Lost and Found

 

A Long Way Home

By all accounts, Angelica was born into challenging circumstances. While her mother and father were well-educated professionals, they were poorly suited to raising a child like her. She would be labeled a colicky baby, though in later life when Angelica was diagnosed as a high-functioning autistic, they would come to understand the primary issue was developmental delay.

Angelica did not talk until well into childhood. Though very intelligent, she was prone to dysfunctional behavior. The list of maltreatment she endured is a long one. Somewhere along the way, she took refuge in artistic expression. While isolated and lonely in a world necessarily of her own creation, she achieved brilliantly in her education and her painting.

Like so many who do not readily conform to societal expectations, the troubles within her multiplied. Eventually, the stress of being Angelica required relief through alcohol and drugs. While she remained sufficiently functional in the world, the inner disturbance only grew.

There came a time for Angelica when she would say she lived in torment. Despite her brilliance, she was excluded from the relationships and community she unknowingly needed. And as often happens when the world does not know of someone’s inner demons and cannot fathom how to embrace someone they see as different, her worldly path became increasingly dysfunctional. No matter what she did with her art or her knowledge, over and over again Angelica experienced failure. The stress was the fuel for raging addictions; ultimately she faced near daily battles with suicidal thoughts.

Angelica never acted on her desires to kill herself. Fortunately however, the devastation of her life finally forced her to seek assistance. It was simple enough. Go on until the bitter end, or find help. And with what she would later call mercy, aid found her. The care and support of one person who loved her created a bridge. A professional medical diagnosis of autism revolutionized her understanding of herself. The recovery rooms of Alcoholics Anonymous provided access to freedom from substances. Slowly but surely mercy brought her a stream of people as the dysfunction eased bit by bit.

Still she was dogged by a foreboding sense of failure and exclusion.

One day as she worked with her spiritual mentor in recovery, she was transported back to a particular episode very early in life. It was a deeply disturbing memory of day after day as an infant lying on her back alone on the bathroom floor. As the pieces began to emerge, Angelica realized that her overwhelmed parents had closed her into the bathroom for months. As she explored the experience she came to see that neglect and abandonment had become a self-defining experience. It was her earliest understanding of herself; it was experiential proof of exclusion and failure. Most painfully, Angelica saw that the trauma ran so deep that it had come to define her entire life.
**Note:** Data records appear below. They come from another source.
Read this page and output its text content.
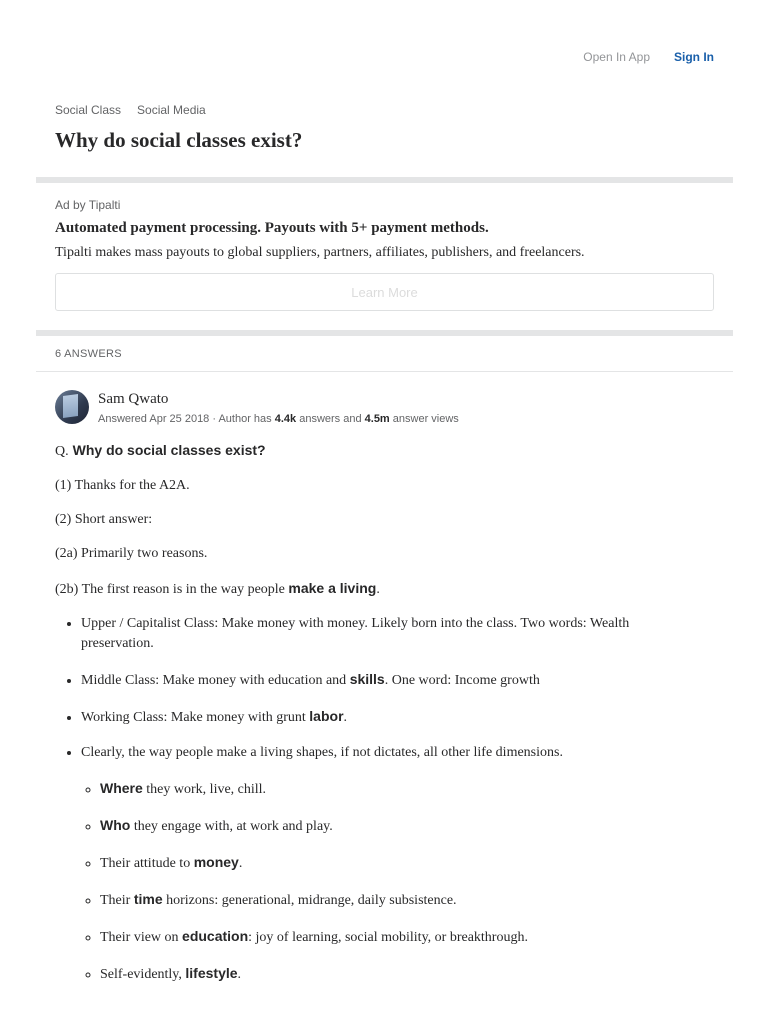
Open In App Sign In
Social Class Social Media
Why do social classes exist?
Ad by Tipalti
Automated payment processing. Payouts with 5+ payment methods.
Tipalti makes mass payouts to global suppliers, partners, affiliates, publishers, and freelancers.
Learn More
6 ANSWERS
Sam Qwato
Answered Apr 25 2018 · Author has 4.4k answers and 4.5m answer views

Q. Why do social classes exist?

(1) Thanks for the A2A.

(2) Short answer:

(2a) Primarily two reasons.

(2b) The first reason is in the way people make a living.

• Upper / Capitalist Class: Make money with money. Likely born into the class. Two words: Wealth preservation.
• Middle Class: Make money with education and skills. One word: Income growth
• Working Class: Make money with grunt labor.
• Clearly, the way people make a living shapes, if not dictates, all other life dimensions.
◦ Where they work, live, chill.
◦ Who they engage with, at work and play.
◦ Their attitude to money.
◦ Their time horizons: generational, midrange, daily subsistence.
◦ Their view on education: joy of learning, social mobility, or breakthrough.
◦ Self-evidently, lifestyle.
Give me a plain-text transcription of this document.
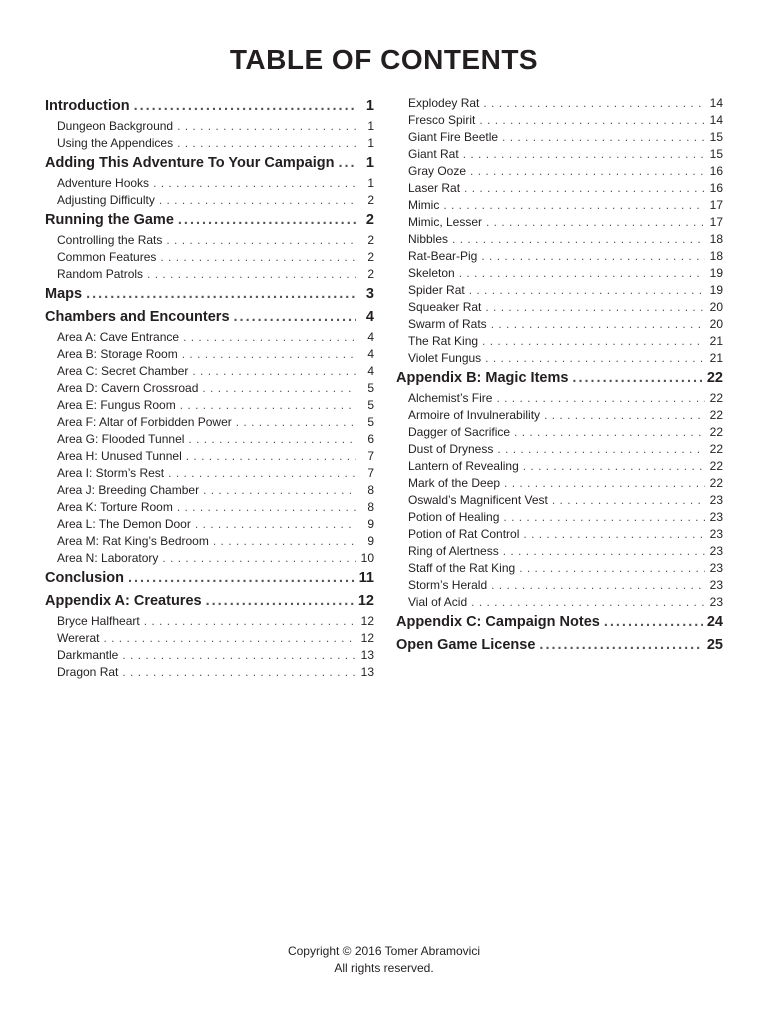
TABLE OF CONTENTS
Introduction .....	1
Dungeon Background . . .	1
Using the Appendices . . .	1
Adding This Adventure To Your Campaign .....	1
Adventure Hooks . . .	1
Adjusting Difficulty . . .	2
Running the Game .....	2
Controlling the Rats . . .	2
Common Features . . .	2
Random Patrols . . .	2
Maps .....	3
Chambers and Encounters .....	4
Area A: Cave Entrance . . .	4
Area B: Storage Room . . .	4
Area C: Secret Chamber . . .	4
Area D: Cavern Crossroad . . .	5
Area E: Fungus Room . . .	5
Area F: Altar of Forbidden Power . . .	5
Area G: Flooded Tunnel . . .	6
Area H: Unused Tunnel . . .	7
Area I: Storm’s Rest . . .	7
Area J: Breeding Chamber . . .	8
Area K: Torture Room . . .	8
Area L: The Demon Door . . .	9
Area M: Rat King’s Bedroom . . .	9
Area N: Laboratory . . .	10
Conclusion .....	11
Appendix A: Creatures .....	12
Bryce Halfheart . . .	12
Wererat . . .	12
Darkmantle . . .	13
Dragon Rat . . .	13
Explodey Rat . . .	14
Fresco Spirit . . .	14
Giant Fire Beetle . . .	15
Giant Rat . . .	15
Gray Ooze . . .	16
Laser Rat . . .	16
Mimic . . .	17
Mimic, Lesser . . .	17
Nibbles . . .	18
Rat-Bear-Pig . . .	18
Skeleton . . .	19
Spider Rat . . .	19
Squeaker Rat . . .	20
Swarm of Rats . . .	20
The Rat King . . .	21
Violet Fungus . . .	21
Appendix B: Magic Items .....	22
Alchemist’s Fire . . .	22
Armoire of Invulnerability . . .	22
Dagger of Sacrifice . . .	22
Dust of Dryness . . .	22
Lantern of Revealing . . .	22
Mark of the Deep . . .	22
Oswald’s Magnificent Vest . . .	23
Potion of Healing . . .	23
Potion of Rat Control . . .	23
Ring of Alertness . . .	23
Staff of the Rat King . . .	23
Storm’s Herald . . .	23
Vial of Acid . . .	23
Appendix C: Campaign Notes .....	24
Open Game License .....	25
Copyright © 2016 Tomer Abramovici
All rights reserved.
It was into this space that Angelica began a practice of what she calls mercy breath. Breathe mercy into the psychic wounds, hold it so it can seep into her being, and release it over and over again with each exhalation.

Since it had taken thousands of tortured breaths to reach this point in her path to transformation, Angelica knew that path back to herself would take thousands of mercy breaths, that each breath would bring the balm of healing.

Today, Angelica knows there is a solution for her. It is being revealed in slight improvements in her experience day after day. It is a path of a thousand breaths, and more.

Most wonderfully, she is not bitter. Instead Angelica sees that she has the magic and mystery of mercy in her life. Recently, she has begun to offer that mercy to others by teaching what she needs while the world slowly heals with her. Suddenly doors have begun to open for her artistic expressions. The healing has finally taken hold through mercy.

Seeing True

You’re looking for yourself,” said the wiseman. “Where did you lose you? It is there you will be found.”

Seeing True in Action

The simple wisdom of the recovery rooms provides a path for those who are lost to themselves.

Feel. Deal. Heal. Feel. Deal. Heal. Feel. Deal. Heal.

Then suddenly one day you will be thriving.

The shamans would say that your soul will have been retrieved.